On its Twitter account and through the media, the Dallas Police Department distributed a photo of a grinning Hughes, AR-15 slung over his shoulder.

"This is one of our suspects. Please help us find him!" the department posted shortly after the shooting.

Before sunrise, it became apparent that Hughes had nothing to do with the shooting. After Micah Johnson, the real shooter, began killing police officers after a march against police brutality, Hughes quickly found a Dallas cop and handed over his rifle, he told the Observer in July 2016. Hughes was on his way to his car when he learned he'd been named a suspect on TV.

Hughes immediately turned himself in to nearby cops, who took his shirt and car keys before arresting him and driving him to Jack Evans Police Headquarters in the Cedars, according to Hughes' suit. After questioning and forensic testing, police drove Hughes back downtown and released him, but they failed to return his shirt, car keys and gun, according to the lawsuit.

"Mark Hughes was lawfully carrying a firearm as a symbolic gesture asserting equal protection under the law for black men exercising their Second Amendment rights when he and his brother were targeted, harassed and violated by DPD," Hughes' attorney, Lee Merritt, said in announcing the lawsuit Wednesday.

In the two years between the ambush and lawsuit, Merritt says, Hughes and his brother Cory Hughes have attempted numerous times to discuss community policing reforms with the city and police department, neither of which is commenting on the pending lawsuit. The brothers didn't want to seek a legal remedy to what they view as mistakes by the city and the department, but they've been left no choice, Merritt says.
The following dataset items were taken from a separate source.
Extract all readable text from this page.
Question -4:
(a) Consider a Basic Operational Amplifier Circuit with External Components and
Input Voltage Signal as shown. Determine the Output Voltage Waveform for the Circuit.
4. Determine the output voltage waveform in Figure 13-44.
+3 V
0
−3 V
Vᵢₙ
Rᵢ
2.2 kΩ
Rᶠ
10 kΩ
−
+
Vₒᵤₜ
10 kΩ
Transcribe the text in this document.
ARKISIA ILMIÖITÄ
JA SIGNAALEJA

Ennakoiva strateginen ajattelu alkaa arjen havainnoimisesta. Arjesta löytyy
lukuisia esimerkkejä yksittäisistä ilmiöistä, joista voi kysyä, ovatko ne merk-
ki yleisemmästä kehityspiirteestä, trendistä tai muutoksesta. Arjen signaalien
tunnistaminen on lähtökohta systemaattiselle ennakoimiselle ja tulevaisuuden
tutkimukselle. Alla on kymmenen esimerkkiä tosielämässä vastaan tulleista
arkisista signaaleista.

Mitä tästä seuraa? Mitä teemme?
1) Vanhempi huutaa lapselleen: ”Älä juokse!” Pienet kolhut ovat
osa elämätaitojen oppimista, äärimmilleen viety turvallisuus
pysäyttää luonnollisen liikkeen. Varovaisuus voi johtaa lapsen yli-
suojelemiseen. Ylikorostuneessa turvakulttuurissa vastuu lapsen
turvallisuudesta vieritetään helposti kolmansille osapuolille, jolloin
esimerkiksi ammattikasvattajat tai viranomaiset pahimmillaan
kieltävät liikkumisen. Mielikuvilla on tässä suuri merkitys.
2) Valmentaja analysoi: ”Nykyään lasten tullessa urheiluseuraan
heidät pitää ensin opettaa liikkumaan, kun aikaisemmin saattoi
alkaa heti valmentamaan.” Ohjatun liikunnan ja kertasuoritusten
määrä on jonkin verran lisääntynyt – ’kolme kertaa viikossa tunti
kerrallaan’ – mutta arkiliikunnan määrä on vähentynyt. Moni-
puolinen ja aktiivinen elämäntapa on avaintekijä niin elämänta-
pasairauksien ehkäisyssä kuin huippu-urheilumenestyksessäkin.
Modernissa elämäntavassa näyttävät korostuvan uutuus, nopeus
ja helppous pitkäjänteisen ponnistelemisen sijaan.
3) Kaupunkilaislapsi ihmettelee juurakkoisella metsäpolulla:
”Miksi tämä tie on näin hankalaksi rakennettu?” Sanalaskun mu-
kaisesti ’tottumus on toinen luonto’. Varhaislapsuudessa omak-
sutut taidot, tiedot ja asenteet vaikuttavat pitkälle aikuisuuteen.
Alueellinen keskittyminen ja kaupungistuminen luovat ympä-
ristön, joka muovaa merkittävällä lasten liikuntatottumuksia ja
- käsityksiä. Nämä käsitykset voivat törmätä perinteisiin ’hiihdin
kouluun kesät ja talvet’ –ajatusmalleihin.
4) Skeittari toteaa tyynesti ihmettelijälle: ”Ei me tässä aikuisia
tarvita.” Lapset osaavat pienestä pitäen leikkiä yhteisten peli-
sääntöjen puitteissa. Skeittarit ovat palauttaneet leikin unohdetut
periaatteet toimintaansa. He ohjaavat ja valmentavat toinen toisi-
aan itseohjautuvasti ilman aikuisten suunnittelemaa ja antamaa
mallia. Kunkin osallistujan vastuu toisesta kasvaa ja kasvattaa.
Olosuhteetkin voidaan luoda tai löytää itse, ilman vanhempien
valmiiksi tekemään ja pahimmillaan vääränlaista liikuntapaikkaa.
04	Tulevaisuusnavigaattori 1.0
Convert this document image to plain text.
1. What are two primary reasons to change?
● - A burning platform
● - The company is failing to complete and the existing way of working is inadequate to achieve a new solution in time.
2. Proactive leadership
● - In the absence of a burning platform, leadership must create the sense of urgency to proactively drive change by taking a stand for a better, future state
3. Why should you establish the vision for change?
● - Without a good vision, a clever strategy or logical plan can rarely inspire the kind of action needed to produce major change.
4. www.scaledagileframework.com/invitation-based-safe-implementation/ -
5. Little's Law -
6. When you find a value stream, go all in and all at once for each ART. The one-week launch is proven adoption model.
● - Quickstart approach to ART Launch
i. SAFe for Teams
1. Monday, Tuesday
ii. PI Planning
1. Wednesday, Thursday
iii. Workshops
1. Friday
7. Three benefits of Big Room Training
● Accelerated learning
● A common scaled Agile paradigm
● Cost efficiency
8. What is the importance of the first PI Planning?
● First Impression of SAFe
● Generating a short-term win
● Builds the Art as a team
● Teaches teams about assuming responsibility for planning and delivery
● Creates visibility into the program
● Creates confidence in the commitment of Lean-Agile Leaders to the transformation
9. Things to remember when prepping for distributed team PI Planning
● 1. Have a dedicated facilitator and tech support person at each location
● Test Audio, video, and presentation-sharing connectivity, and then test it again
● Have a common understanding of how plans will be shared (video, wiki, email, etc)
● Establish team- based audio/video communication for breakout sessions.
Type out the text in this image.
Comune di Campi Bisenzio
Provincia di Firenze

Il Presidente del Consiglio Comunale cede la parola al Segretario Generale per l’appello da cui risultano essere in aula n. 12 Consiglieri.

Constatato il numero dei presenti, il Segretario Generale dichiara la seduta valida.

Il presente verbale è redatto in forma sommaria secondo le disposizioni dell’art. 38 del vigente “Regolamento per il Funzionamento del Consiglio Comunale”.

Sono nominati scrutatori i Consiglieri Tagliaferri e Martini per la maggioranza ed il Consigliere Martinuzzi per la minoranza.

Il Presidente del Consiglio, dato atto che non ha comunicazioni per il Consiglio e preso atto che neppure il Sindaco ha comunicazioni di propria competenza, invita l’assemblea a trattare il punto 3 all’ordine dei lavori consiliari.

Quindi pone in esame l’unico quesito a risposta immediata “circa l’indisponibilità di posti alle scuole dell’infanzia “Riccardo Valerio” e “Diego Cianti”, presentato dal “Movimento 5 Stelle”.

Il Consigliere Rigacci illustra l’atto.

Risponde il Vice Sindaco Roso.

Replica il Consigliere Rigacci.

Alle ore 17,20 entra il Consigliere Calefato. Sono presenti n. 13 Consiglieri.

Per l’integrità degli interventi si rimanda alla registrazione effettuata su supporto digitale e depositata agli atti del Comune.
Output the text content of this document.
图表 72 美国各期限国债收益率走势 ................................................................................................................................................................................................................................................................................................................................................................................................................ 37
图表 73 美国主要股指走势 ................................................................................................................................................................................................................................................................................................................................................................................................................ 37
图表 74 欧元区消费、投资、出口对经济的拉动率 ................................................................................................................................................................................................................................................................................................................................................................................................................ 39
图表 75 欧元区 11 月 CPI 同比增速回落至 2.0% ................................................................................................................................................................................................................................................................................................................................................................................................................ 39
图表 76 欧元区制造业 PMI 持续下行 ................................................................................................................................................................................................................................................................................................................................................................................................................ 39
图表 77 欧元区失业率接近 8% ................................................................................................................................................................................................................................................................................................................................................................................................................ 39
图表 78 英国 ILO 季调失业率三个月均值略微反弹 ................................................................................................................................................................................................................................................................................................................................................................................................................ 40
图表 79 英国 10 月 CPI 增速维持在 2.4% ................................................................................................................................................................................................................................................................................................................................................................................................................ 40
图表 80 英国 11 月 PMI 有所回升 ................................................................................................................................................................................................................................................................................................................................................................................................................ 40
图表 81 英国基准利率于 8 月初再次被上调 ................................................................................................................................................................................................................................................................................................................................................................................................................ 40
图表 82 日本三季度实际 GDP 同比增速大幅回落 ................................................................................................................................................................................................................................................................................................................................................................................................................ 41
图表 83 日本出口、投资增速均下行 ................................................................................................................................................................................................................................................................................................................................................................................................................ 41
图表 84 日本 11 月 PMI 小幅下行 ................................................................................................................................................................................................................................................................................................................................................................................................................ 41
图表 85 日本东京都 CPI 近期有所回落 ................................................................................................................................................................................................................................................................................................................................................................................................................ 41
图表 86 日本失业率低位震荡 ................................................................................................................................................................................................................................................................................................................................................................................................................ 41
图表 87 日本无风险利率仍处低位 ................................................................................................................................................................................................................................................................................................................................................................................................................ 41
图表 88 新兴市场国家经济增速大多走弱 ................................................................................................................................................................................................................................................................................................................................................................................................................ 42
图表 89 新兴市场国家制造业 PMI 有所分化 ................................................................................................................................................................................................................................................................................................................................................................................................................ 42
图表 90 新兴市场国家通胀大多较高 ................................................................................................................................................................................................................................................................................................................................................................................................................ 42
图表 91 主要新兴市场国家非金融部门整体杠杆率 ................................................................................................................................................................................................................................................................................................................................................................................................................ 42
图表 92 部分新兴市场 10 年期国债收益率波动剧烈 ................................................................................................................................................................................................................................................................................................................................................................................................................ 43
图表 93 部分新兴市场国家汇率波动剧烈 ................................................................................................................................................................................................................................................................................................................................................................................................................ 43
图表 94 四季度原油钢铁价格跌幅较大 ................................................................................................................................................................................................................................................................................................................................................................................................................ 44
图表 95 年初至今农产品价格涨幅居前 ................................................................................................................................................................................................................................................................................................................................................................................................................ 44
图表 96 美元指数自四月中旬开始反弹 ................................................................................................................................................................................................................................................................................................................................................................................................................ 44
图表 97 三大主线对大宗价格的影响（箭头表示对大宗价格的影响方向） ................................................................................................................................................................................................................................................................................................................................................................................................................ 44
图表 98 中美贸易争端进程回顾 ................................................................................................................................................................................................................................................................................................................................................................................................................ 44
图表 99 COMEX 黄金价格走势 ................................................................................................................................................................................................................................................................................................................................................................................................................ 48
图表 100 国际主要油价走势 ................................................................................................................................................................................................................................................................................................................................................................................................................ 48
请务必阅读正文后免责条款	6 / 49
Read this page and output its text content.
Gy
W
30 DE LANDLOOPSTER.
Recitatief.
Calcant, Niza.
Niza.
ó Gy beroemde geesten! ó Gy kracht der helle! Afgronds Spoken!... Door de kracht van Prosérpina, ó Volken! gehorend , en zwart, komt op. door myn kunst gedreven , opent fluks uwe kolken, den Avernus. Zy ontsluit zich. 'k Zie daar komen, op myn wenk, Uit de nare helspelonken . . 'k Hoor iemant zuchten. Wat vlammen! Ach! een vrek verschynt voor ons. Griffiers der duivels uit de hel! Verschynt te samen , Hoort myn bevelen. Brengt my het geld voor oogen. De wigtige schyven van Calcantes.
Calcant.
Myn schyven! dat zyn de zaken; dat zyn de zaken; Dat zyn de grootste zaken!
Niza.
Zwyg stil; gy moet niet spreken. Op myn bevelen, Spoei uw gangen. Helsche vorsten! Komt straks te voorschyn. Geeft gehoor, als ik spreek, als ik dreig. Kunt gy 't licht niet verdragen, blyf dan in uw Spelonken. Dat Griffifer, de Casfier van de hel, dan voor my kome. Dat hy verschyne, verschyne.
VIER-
"They requested to discuss reform, progress and collaboration. They were rebuffed," Merritt says of the brothers. "Neither felt they could in good faith stand for the civil rights of others while idly standing by while their own were trampled on."

In his suit, Mark Hughes accuses DPD of illegally arresting him without probable cause; illegally holding on to his property, including his gun; and intentionally causing emotional distress for him and his brother.